When it comes to bonfires, much can be learnt from common sense. The idea of people gathering around a fire to celebrate is not unusual and is seen across many cultures. Bonfires happen every year across the UK every year in the name of culture for Guy Fawkes night and they are generally not contentious nor a danger to life or property. This year in Northern Ireland saw the fire service receive 213 emergency calls in total and they mobilised to 133 incidents overall - a 49 per cent hike on 2016. The issue comes down to property ownership, public nuisance and public and environmental safety. There is actually very little law around the burning of fires on private property and if you own the property and can burn a fire without causing a public nuisance, health or environmental hazard then there is no real restriction. We must move to a point that where the property is publicly-owned then public permission must be sought before a huge fire is lit on it. This is in the common good for everyone. 

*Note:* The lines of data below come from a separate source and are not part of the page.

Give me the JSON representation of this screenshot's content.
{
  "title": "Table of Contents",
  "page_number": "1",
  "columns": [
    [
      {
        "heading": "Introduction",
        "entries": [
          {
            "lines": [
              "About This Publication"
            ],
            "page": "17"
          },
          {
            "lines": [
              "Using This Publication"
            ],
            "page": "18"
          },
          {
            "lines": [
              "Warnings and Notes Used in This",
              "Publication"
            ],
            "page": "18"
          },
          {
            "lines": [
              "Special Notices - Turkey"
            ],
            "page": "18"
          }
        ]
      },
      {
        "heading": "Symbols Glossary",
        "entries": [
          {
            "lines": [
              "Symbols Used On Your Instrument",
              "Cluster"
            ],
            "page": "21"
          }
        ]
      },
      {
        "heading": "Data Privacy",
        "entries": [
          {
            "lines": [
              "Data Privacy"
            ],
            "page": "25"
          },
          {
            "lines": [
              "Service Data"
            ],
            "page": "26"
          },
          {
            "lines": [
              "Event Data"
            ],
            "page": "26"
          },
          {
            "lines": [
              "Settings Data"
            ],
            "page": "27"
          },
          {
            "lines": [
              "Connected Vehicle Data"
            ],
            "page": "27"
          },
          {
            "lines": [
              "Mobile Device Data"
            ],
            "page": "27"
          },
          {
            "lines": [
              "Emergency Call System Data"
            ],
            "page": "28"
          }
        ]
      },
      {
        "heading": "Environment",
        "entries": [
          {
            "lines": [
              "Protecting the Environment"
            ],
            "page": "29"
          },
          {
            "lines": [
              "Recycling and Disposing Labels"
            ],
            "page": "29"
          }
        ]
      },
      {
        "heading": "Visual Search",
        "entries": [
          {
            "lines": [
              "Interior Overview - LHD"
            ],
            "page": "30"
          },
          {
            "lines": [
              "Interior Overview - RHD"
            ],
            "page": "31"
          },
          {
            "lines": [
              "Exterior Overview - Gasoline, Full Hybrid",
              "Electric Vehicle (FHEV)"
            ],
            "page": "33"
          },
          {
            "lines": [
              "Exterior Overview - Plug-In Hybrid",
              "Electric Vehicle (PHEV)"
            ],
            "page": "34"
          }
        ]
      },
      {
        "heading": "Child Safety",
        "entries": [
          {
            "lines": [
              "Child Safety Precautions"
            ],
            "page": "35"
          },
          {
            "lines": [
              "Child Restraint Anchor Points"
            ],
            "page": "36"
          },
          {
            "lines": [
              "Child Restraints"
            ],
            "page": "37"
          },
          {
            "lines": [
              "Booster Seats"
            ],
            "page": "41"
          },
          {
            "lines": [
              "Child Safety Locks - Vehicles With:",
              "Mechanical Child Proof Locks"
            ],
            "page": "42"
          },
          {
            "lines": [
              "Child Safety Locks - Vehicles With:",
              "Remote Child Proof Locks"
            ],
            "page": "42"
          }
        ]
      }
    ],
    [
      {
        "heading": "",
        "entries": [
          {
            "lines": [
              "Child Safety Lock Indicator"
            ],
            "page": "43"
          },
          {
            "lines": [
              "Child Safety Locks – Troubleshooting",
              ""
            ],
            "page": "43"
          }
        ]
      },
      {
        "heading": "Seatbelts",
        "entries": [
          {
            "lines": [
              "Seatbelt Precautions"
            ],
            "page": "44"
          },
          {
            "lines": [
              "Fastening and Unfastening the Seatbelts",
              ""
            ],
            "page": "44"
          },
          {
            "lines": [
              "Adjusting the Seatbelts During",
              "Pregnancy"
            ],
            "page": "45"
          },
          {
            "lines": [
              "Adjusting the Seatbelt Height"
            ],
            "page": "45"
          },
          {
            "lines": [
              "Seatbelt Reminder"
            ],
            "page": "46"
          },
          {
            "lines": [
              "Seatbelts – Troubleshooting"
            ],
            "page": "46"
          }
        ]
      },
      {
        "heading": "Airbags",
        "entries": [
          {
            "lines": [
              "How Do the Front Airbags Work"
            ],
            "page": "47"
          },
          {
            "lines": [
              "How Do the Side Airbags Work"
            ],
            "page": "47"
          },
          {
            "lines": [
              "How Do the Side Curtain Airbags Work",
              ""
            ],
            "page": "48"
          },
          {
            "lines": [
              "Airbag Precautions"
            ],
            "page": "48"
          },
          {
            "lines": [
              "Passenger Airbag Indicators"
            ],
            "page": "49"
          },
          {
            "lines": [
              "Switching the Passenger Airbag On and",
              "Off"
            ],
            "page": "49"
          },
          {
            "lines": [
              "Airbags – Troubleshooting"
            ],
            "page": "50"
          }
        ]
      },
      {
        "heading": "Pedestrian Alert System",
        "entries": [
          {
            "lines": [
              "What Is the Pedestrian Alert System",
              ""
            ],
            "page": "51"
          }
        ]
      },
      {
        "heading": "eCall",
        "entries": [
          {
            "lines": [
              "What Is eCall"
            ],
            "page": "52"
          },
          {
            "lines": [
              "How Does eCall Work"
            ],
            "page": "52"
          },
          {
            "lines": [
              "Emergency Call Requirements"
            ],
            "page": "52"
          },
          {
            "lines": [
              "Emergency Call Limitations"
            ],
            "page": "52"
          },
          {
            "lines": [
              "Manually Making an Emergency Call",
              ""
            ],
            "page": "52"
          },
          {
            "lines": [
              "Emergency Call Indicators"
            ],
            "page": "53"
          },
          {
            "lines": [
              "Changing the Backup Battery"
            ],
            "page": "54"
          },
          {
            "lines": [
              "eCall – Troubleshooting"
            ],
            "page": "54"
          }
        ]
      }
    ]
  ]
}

This will inevitably and properly come with restrictions and limitations. Burning unsafe material and/or grossly offensive material on public property and without due regard to other property, health, life or the environment is not a cultural celebration. It just isn’t. Other acts, which often accompany the burning of bonfires including fly-tipping, on-street drinking and anti-social and sometimes sectarian behavior, also need to be addressed. No-one is suggesting that the cultural act of lighting bonfires be stopped completely, however almost everyone agrees it should be safe and legal. This is a space where the Church again may be able to help in the brokering of better community relationships and the co-creation of new cultural events for the good of everyone. 

The Church is an outpost of another kingdom. We are two-Corinthians-five ambassadors of Jesus Christ, charged to carry his good news into the culture around us. In the context of Northern Ireland, a pressing question for the Church must be about the health of its relationship with the nominally Protestant/Loyalist community. Are there good opportunities to build relationships in some areas and to better witness to Jesus? On the other hand, how does this relationship appear to those outside the Protestant/Unionist/Loyalist community who don’t yet know Jesus? Will they see a distinction between those aligned to PUL culture and those who follow Jesus Christ?